Am I getting old or something?

Thursday, August 14, 2008

On a Rainy Day...

We've had the weirdest weather this summer—I don't think it's ever rained so much in New York. It's like Hawaii, it rains a little every day. You can't really tell from this picture but it super dark outside, right in the middle of the afternoon.

It reminded me of this record, which I found a couple years ago at a stoop sale.

I don't know anything about it but I like this song:
Willie Murphy & "Spider" John Koerner I Ain't Blue mp3

Writer's Block

Two flyers I got today that I like, both hand-written:

Wednesday, August 13, 2008

Goin' Out West

Via The Onion:
Nation To Try Its Luck Out West
Entire Population Seeking Greener Pastures
"Out past the mighty Mississip' all a man needs is a strong back and a good horse. Heck, won't take but two weeks under them wide-open skies to build a house, plant some squash, and wrangle a little graphic design work with full benefits, genuine growth potential, and two weeks' paid vacation. Now that thar's the life for me."
Read the article here.

The World Outside

My brother Sky and I went camping up at Lake George in the Adirondacks this past weekend, with his buddy Charlie and a bunch of other FDNY families and friends. We got rained on quite a bit, so I didn't get many pictures, but here are a few.

I picked Sky up bright and early in Park Slope, and with corner coffee and egg, sausage and cheese sandwiches in hand, we hit the open road.

We finally got a car stereo and were thus able to score the drive up with some Master of Puppets, Tiny Vipers, Loscil, and Andrew Bird. The rig is holding up really well so far and getting surprisingly good mileage.

Like I say, we pretty much got doused with rain the whole time, so there was a lot of this under-tarp action going on, and a slightly outlandish amount of beer consumed (as per usual, but more). During brief clearings we managed to take a really amazing little fishing trip out on the lake in a boat one guy brought up, we had some really good FDNY-sized meals (meatballs, seafood pasta, huevos rancheros, more meatballs), and we took a cool hike along some rocks by the lake.

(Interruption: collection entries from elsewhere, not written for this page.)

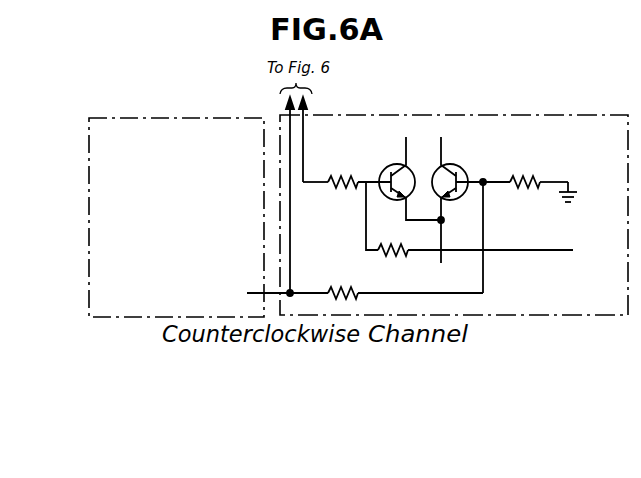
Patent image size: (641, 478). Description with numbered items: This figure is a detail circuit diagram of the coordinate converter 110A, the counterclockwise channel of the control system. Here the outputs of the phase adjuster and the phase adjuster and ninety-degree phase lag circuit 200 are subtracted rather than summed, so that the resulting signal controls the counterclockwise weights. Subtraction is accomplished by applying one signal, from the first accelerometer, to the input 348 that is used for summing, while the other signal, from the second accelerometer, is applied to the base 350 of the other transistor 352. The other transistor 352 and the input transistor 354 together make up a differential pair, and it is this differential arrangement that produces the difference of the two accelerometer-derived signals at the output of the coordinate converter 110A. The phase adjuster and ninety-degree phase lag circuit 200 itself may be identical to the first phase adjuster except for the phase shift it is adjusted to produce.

The phase adjuster and 90°-phase lag circuit 200 is at (122, 117).
The coordinate converter 110A is at (473, 112).
The input 348 is at (368, 179).
The base 350 is at (486, 180).
The transistor 352 is at (452, 165).
The input transistor 354 is at (398, 199).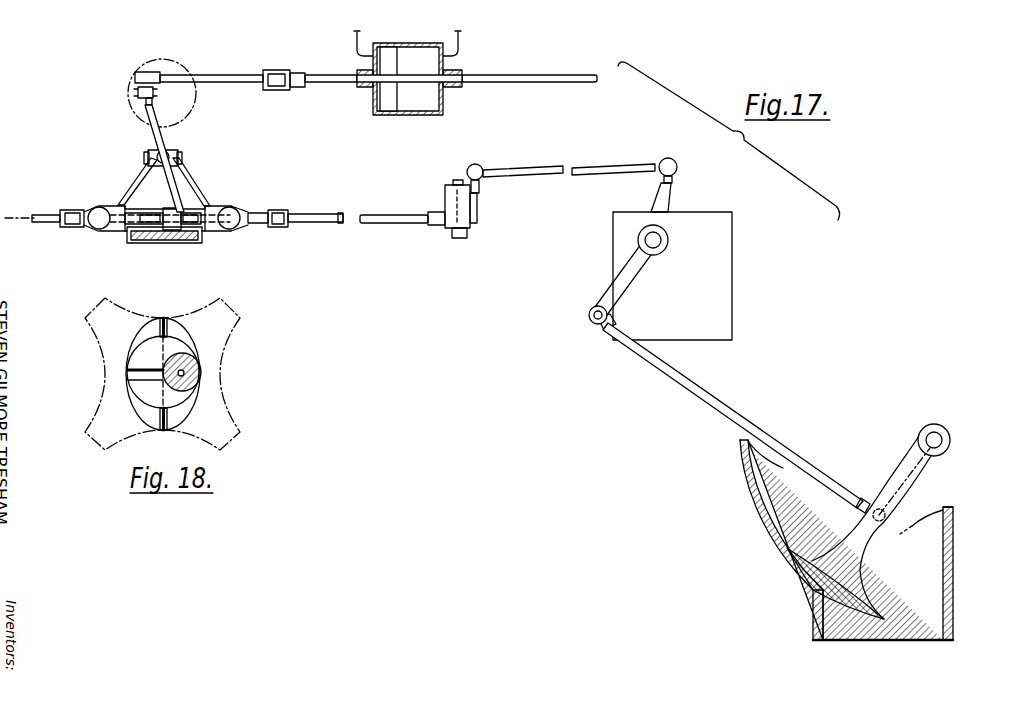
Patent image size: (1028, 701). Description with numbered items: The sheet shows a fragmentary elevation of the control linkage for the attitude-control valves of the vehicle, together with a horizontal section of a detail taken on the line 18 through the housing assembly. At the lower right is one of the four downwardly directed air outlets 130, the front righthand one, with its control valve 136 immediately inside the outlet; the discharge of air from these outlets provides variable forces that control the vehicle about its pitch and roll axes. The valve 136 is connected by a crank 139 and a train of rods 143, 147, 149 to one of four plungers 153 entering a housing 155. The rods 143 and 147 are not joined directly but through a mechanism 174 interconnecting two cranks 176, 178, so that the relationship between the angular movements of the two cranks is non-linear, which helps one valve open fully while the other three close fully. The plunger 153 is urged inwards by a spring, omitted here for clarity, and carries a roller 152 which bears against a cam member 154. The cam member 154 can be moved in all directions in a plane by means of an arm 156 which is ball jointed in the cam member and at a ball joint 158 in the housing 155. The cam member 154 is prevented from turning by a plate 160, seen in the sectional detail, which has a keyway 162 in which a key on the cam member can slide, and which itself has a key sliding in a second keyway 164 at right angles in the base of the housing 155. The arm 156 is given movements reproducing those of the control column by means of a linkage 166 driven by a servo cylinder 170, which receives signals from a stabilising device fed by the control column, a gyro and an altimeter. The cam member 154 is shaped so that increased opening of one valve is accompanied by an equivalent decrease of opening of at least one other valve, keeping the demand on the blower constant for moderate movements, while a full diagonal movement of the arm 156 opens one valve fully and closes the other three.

In FIG. 17, the section line 18— 18 is at (18, 213).
In FIG. 17, the downwardly directed outlet 130 is at (928, 636).
In FIG. 17, the control valve 136 is at (830, 600).
In FIG. 17, the crank 139 is at (908, 480).
In FIG. 17, the rod 143 is at (708, 392).
In FIG. 17, the rod 147 is at (534, 167).
In FIG. 17, the rod 149 is at (384, 214).
In FIG. 17, the roller 152 is at (178, 238).
In FIG. 17, the plunger 153 is at (248, 212).
In FIG. 17, the cam member 154 is at (163, 206).
In FIG. 18, the cam member 154 is at (200, 359).
In FIG. 17, the housing 155 is at (203, 184).
In FIG. 18, the housing 155 is at (213, 417).
In FIG. 17, the arm 156 is at (157, 135).
In FIG. 17, the ball joint 158 is at (172, 155).
In FIG. 17, the plate 160 is at (128, 242).
In FIG. 18, the plate 160 is at (137, 353).
In FIG. 18, the keyway 162 is at (132, 377).
In FIG. 18, the second keyway 164 is at (160, 329).
In FIG. 17, the linkage 166 is at (542, 80).
In FIG. 17, the servo cylinder 170 is at (433, 115).
In FIG. 17, the mechanism 174 is at (732, 262).
In FIG. 17, the crank 176 is at (668, 193).
In FIG. 17, the crank 178 is at (625, 273).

Early morning, heavy-handed vodka tonics led to a Travel Scrabble game with probably the widest array of three- to five-letter words either of us have ever witnessed on a Scrabble board.

Take a guess who won.

The Adirondacks are beautiful. When Emily and I first started getting out and exploring the Northeast several years ago, I think we both expected it to be super-populated, with tons of sprawl and crummy strip malls everywhere. Once you get up north a bit, though, it's really nice, with large swaths of well-preserved land. New York State has been especially good about balancing its natural and commercial landscape. These are some pictures from a trip we took to a different part of the Adirondacks, a few years back:

I like it when trees grow over things.

We got rained on that time too. No matter, we come equipped like Lil' Dap. Well, not exactly like Lil' Dap.... We have a bunch of tarps, a canopy, and a waterproof tent (best wedding present ever, from my brother). Once that's all rigged up, it's actually fun to hang out undercover, play games and engage in aforementioned activities.

Hiking in the rain is also not bad if you have some light gear, or some well-placed plastic bags—and you get to see and hear things from a different perspective than when it's sunny.

Emily and I went up a really steep rock trail to this lookout tower when we were there.

She still had the cornrows she got in Spain earlier that summer.

(In Spain earlier that summer.)

We usually spend one day in local towns (groceries, thrift stores, bars) and one or two days hiking. Sky and I didn't get to hit up any of the towns this time out but took a few random shots on the drive back.
Santa, Uncle Sam, and a deranged-looking Paul Bunyan guard the Magic Forest. Yes, of course they do.